The structural/ materialistic description for inequalities in health has advised that women are more likely to get ill because of their role in society as caregivers because they're more likely to suffer from stress and mental disease. Women who do part-time work are also more likely to suffer from ill health because they are less well paid and also have fewer incentives than women who are able to do full time work. Men on the other hands often do jobs that are dangerous, difficult and challenging (e. g. warehouse work, military jobs etc. ) The structural explanation also shows that those who find themselves in the lower social classes are more likely to suffer from ill health because they are less in a position to take part in healthy lifestyle alternatives due to lack of income. Also, they are much more likely to do manual careers and have less overall to buy good quality foods. Lack of transport could make it harder to access medical care and stress of not having enough money can result in further health problems, which might eventually lead to unemployment. Marxist's claim capitalist society causes visitors to become ill as it seeks to serve only the bigger classes. Being struggling to work is seen as this is of sickness, whilst Doctors have emerged as agencies of cultural control with the power to sign people off work. Yet no longer working can equally make people sick by increasing the risk of ill health, depression and suicide. (Kirby, M. et al 1997)

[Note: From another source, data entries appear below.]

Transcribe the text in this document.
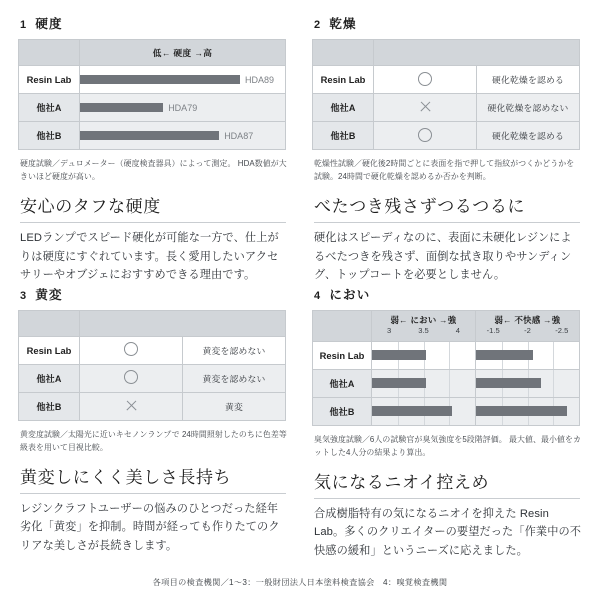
1 硬度
	低← 硬度 →高
Resin Lab	HDA89

他社A	HDA79

他社B	HDA87
硬度試験／デュロメーター（硬度検査器具）によって測定。 HDA数値が大きいほど硬度が高い。
安心のタフな硬度
LEDランプでスピード硬化が可能な一方で、仕上がりは硬度にすぐれています。長く愛用したいアクセサリーやオブジェにおすすめできる理由です。
2 乾燥

Resin Lab		硬化乾燥を認める
他社A		硬化乾燥を認めない
他社B		硬化乾燥を認める
乾燥性試験／硬化後2時間ごとに表面を指で押して指紋がつくかどうかを試験。24時間で硬化乾燥を認めるか否かを判断。
べたつき残さずつるつるに
硬化はスピーディなのに、表面に未硬化レジンによるべたつきを残さず、面倒な拭き取りやサンディング、トップコートを必要としません。
3 黄変

Resin Lab		黄変を認めない
他社A		黄変を認めない
他社B		黄変
黄変度試験／太陽光に近いキセノンランプで 24時間照射したのちに色差等級表を用いて目視比較。
黄変しにくく美しさ長持ち
レジンクラフトユーザーの悩みのひとつだった経年劣化「黄変」を抑制。時間が経っても作りたてのクリアな美しさが長続きします。
4 におい

弱← におい →強
3	3.5	4

弱← 不快感 →強
-1.5	-2	-2.5

Resin Lab	

他社A	

他社B	

臭気強度試験／6人の試験官が臭気強度を5段階評価。 最大値、最小値をカットした4人分の結果より算出。
気になるニオイ控えめ
合成樹脂特有の気になるニオイを抑えた Resin Lab。多くのクリエイターの要望だった「作業中の不快感の緩和」というニーズに応えました。
各項目の検査機関／1～3：一般財団法人日本塗料検査協会　4：嗅覚検査機関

Both explanations are equally valid; however, the structural description talks about the wider picture of why people in lower classes or certain genders will have problems with high morbidity and mortality rates, as they cannot afford healthy lifestyles like the bigger classes. The social explanation gives insight into why one gender more than the other seeks health care and just why data for morbidity if higher for women than men yet mortality levels are greater than men than in women. (Martin Holborn, 2004)

In conclusion, the results in both reports from medical Committee and by Hilary Graham both show that the low your social class, the bigger your threat of suffering from poor health and lower life span. Furthermore, the cultural explanation offers reason to why men are less inclined to visit the doctor scheduled to attempting to comply with masculine stereotypes, whereas women should look after their health. On the other hand, the structural explanation gives greater information into how your interpersonal class can affect your health by restricting your usage of medical and the methods to living a wholesome lifestyle.